Ajans Bakırçay
2021-07-20 17:19:58

İnşaat İşleri

Recai Şeyhoğlu

recaiseyhoglu1952@gmail.com 20 Temmuz 2021, 17:19

Geç vakitte yediğim günlerde nedense hep kötü kötü, ürkütücü rüyalar görüyorum.

Eskidenmiş o titreyerek uyandığım ve beni banyoya koşturtan rüyalar…

Şimdi sürekli terliyorum, ürperiyorum ve kaçmaya çalışıyorum rüyalarımda.

Bazen birileri "Ne demek istedin o sözlerinle?" deyip esip gürlüyor, bazen de balkonun ışıklarını yakıp söndürdüğüm için "Yaşına başına yakışıyor mu Allahaşkına?" diyen komşulara verdiğim yanıt nedeniyle yaşadığım gerginlikler, zaman zaman da sosyal medya paylaşımları yüzünden kapımı çalan görevlileri gördüğümde yaşadığım korkulu- endişeli ruh hali, iyice psikolojimi bozar oldu.

Bazen de kullandığım otomobilin freninin tutmadığı oluyor rüyalarımda.

Artık Türkan Şoray dudaklı kadınları öpemiyorum rüyalarımda. Tam öpmek üzereyken ya kadın geri çekiliyor ya da uyanıveriyorum. Öpmek eylemine bile yabancı kaldım.

Akşamları erken yemem bundan…

Bugünlerde ise hep Maryam‘la Bahman çağırıyor Tahran’dan. Belçika’dan Oktay "Ne zaman geliyorsun Recai abi?" diyor.

Uzun uzun onlarla konuşuyorum. Sabah uyandığımda da zinde hissediyorum kendimi. Mutlu rüyalarım nedeniyle…

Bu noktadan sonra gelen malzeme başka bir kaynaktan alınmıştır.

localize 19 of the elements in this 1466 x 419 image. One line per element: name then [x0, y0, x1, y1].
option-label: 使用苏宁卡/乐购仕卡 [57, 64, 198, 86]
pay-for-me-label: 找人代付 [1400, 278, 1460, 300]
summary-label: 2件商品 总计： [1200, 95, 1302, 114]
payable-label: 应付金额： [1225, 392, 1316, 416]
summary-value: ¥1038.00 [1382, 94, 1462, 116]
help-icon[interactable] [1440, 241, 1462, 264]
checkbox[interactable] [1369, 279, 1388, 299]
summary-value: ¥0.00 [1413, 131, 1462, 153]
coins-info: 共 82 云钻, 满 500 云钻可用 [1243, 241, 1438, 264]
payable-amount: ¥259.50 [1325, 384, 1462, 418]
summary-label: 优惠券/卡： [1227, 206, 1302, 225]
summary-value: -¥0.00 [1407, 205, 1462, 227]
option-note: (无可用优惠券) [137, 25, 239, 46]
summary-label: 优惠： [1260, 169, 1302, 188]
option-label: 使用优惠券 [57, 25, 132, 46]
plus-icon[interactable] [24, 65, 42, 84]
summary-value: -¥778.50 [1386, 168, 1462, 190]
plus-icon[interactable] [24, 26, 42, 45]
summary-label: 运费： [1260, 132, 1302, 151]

Son günlerde ise, neyin etkisi bilmiyorum. Uzaklarda bir ülkede yaşıyorum. Yaşamaya başlamışım daha doğrusu… Biraz Afganistan gibi, biraz Suriye, biraz İran gibi, insanına yabancılık çekmediğim bir coğrafya… Kitapçı dükkânı çalıştırıyorum.

Dükkâna gelen kimse "Hayırlı işler!" demiyor burada.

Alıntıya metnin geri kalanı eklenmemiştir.